Chris Holmes says maybe the movie Tailor of Panama is better than the book. Bruce McIntyre's post, below, is worth reading in full, but does contain plot details, so wait till you've seen the movie before clicking here.
And although the review was two weeks ago, we can't resist this entry about Memento from Eskridge:
Q: How many Memento characters does it take to screw in a light bulb?
A: Want to hear a good joke?]
David Edelstein is one of the better movie critics around. So one doesn't like to cap on him too much. Nevertheless, it's hard not to feel a little ...um, disapproving when he writes: "An old master who can learn an exhilarating new syntax from such brash young-'uns as Steven Soderbergh and David O. Russell is the best teacher of all."
Pizzlesticks, I say. Because this new syntax--as Soderbergh has been the first to point out--expressly draws on the work John Boorman (and Richard Lester) did in the 1960s. I mean, has Edelstein really not seen Boorman's Point Blank from 1967? At the risk of being bombastic, I'll claim that every time-slipping jump cut in The Limey is prefigured in either Boorman's movie or Richard Lester's Petulia.
--Mark Pontin
(To reply, click here.)
Reply from David Edelstein:
Thank you for your note. I wish I had written the line you quote differently. It is incomplete--but not entirely "pizzlesticks," whatever they are. I've read Soderbergh's "book" on Richard Lester and have seen the films of Lester's and Boorman's (Point Blank and also Having A Wild Weekend) to which you refer. It's true that a lot of Soderbergh's and Russell's playful syntax reaches back to Boorman and Lester--not to mention Resnais, Godard, etc.

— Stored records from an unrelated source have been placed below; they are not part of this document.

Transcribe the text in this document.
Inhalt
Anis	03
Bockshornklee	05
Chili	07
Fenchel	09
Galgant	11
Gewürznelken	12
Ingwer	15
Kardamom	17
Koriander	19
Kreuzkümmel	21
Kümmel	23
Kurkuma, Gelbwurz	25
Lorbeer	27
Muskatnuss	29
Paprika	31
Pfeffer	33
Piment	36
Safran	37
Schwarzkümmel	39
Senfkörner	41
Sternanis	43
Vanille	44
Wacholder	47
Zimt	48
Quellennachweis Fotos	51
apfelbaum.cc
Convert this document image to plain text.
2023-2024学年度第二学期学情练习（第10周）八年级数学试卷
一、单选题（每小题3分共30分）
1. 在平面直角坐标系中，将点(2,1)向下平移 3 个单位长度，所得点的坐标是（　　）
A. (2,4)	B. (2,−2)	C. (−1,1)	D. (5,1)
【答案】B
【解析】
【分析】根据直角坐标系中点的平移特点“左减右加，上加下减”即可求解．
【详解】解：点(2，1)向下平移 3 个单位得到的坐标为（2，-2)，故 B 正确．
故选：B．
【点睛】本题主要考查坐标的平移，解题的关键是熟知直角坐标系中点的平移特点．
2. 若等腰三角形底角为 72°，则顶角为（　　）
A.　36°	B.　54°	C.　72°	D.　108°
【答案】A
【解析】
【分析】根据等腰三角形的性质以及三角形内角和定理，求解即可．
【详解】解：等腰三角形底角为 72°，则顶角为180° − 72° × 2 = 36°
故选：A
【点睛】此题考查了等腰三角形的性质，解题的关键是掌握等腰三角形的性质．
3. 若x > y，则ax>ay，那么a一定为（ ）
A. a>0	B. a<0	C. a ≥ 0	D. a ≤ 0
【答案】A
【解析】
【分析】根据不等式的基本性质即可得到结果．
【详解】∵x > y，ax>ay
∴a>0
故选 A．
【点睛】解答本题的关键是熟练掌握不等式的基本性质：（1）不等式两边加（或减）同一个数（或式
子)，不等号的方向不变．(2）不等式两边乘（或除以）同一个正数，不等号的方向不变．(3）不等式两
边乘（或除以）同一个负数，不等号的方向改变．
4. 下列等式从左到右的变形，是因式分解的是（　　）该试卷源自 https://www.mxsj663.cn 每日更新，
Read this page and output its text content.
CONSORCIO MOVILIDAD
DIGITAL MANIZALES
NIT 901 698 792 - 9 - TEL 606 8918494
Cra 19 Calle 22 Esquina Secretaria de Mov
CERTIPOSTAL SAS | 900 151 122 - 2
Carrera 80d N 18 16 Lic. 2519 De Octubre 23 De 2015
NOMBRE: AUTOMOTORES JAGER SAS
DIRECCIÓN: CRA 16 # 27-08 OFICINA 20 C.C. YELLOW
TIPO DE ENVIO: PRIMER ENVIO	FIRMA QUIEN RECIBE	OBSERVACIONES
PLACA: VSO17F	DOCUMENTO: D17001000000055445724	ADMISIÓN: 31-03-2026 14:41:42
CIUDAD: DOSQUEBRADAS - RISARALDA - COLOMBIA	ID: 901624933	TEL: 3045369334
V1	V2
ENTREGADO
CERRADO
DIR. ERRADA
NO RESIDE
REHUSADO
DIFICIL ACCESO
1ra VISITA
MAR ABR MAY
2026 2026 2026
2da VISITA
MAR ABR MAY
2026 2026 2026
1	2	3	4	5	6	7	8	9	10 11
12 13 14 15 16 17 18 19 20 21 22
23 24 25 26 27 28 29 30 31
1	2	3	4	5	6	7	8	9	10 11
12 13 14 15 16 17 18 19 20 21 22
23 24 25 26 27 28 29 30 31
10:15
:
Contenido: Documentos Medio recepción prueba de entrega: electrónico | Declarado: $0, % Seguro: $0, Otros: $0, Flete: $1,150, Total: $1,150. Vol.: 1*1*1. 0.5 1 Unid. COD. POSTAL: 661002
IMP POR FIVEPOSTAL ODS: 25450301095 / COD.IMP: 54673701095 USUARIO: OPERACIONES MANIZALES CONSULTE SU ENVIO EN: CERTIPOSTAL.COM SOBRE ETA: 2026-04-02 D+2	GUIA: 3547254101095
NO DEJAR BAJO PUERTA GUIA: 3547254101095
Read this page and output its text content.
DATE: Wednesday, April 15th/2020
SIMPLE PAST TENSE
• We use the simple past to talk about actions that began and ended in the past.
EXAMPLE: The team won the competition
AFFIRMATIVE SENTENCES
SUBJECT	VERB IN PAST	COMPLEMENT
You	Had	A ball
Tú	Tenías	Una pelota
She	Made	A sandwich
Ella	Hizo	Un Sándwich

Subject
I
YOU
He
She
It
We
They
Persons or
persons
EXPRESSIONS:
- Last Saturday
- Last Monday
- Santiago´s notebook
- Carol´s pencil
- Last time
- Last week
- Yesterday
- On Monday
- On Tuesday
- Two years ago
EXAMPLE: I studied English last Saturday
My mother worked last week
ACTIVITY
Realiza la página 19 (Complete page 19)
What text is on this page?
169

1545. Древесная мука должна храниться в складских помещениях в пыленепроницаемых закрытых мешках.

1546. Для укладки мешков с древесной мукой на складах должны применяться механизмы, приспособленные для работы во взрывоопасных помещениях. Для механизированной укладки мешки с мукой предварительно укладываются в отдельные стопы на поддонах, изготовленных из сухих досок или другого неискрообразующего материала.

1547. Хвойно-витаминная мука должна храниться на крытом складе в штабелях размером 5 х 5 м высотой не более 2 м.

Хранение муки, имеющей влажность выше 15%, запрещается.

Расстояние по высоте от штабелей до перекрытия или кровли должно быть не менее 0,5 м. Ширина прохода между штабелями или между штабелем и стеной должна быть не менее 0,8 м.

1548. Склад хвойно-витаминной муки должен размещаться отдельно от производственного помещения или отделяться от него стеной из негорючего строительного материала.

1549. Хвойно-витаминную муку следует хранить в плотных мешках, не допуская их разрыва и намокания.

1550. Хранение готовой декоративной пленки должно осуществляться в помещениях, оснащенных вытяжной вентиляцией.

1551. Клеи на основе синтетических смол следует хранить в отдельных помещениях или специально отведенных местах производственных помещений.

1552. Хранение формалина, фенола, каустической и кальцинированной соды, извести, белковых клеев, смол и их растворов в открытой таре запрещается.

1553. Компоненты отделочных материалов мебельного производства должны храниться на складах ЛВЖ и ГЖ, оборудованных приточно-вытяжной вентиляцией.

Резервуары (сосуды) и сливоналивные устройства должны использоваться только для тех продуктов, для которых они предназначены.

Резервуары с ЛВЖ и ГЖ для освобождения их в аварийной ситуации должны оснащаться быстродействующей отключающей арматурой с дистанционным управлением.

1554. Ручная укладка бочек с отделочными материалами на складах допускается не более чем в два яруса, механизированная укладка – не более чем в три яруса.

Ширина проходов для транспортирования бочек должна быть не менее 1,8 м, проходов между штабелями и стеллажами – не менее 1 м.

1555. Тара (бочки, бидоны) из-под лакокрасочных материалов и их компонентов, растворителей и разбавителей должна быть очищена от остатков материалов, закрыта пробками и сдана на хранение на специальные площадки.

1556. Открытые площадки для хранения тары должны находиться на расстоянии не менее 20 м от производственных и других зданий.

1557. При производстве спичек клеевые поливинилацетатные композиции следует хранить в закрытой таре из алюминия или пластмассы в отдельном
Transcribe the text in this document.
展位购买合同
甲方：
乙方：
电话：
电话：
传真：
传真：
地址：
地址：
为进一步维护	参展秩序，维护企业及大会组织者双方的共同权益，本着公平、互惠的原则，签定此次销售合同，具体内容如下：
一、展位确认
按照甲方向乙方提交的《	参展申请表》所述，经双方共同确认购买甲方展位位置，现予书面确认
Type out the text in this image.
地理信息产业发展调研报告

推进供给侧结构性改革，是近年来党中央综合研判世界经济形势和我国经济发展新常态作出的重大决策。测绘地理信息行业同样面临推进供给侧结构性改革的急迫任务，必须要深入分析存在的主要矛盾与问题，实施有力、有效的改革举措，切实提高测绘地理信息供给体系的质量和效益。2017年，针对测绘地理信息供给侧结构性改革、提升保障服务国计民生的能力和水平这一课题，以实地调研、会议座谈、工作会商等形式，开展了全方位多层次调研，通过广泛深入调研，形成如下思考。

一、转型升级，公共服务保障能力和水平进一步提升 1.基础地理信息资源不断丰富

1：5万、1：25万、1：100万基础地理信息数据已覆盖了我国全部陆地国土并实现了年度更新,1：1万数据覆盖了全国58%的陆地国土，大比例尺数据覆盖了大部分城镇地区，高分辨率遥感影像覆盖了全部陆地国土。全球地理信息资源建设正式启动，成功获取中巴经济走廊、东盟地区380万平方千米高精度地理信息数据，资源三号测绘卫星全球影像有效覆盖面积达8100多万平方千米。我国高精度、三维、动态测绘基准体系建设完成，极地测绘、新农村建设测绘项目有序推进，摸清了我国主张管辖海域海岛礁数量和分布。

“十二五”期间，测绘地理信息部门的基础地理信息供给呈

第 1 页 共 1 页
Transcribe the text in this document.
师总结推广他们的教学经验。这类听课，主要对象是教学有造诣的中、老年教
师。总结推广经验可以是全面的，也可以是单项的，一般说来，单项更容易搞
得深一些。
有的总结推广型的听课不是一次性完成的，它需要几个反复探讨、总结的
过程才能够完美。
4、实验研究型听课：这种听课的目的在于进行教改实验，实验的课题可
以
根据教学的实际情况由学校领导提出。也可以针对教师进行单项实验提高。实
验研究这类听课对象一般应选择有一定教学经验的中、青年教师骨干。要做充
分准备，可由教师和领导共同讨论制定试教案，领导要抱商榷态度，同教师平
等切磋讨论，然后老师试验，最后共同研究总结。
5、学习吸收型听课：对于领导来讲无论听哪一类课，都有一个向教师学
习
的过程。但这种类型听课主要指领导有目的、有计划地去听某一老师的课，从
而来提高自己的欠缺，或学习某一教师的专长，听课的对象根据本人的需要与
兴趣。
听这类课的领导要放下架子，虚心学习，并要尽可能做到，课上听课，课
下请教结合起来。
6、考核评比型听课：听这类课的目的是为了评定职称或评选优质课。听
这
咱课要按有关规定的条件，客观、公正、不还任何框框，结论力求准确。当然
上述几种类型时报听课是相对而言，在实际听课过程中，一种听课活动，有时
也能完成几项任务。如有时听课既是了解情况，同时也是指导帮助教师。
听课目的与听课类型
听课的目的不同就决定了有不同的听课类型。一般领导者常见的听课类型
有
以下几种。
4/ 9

But it's important to say that Boorman's and Lester's styles evolved into something quite different--less fractured and less self-consciously experimental. I'd like to think that Boorman watched The Limey and Out of Sight and Three Kings, gave himself a V-8 slap, and said, "Wow! I helped to expand the palette of cinema and then moved in a different direction!" In that way, I think, the old master has been emboldened by the next generation. But you are right: I erred in not crediting Boorman and his contemporaries with having inspired the "young-'uns" to begin with. I'll expand on the sentiment in the collected works... ho ho.
--David Edelstein
(To reply, click here.)
Excellent review, D.E.--you reminded me to look backwards, past the very disappointing ending, to the quality of the first hour, which was as good a Le Carre condensation as possible, with beautiful local images to help bring a favorite novel to life…[spoilers omitted]
A Le Carre fan goes in with high hopes but low expectations, since you cannot possibly recreate the fine detail in a hundred minutes of film. But they did so well at this impossible task for 60, that it so especially difficult to forgive the ending here. Good of D.E. to help us to get over the mistakes made at the end and remember what it could have been if done right.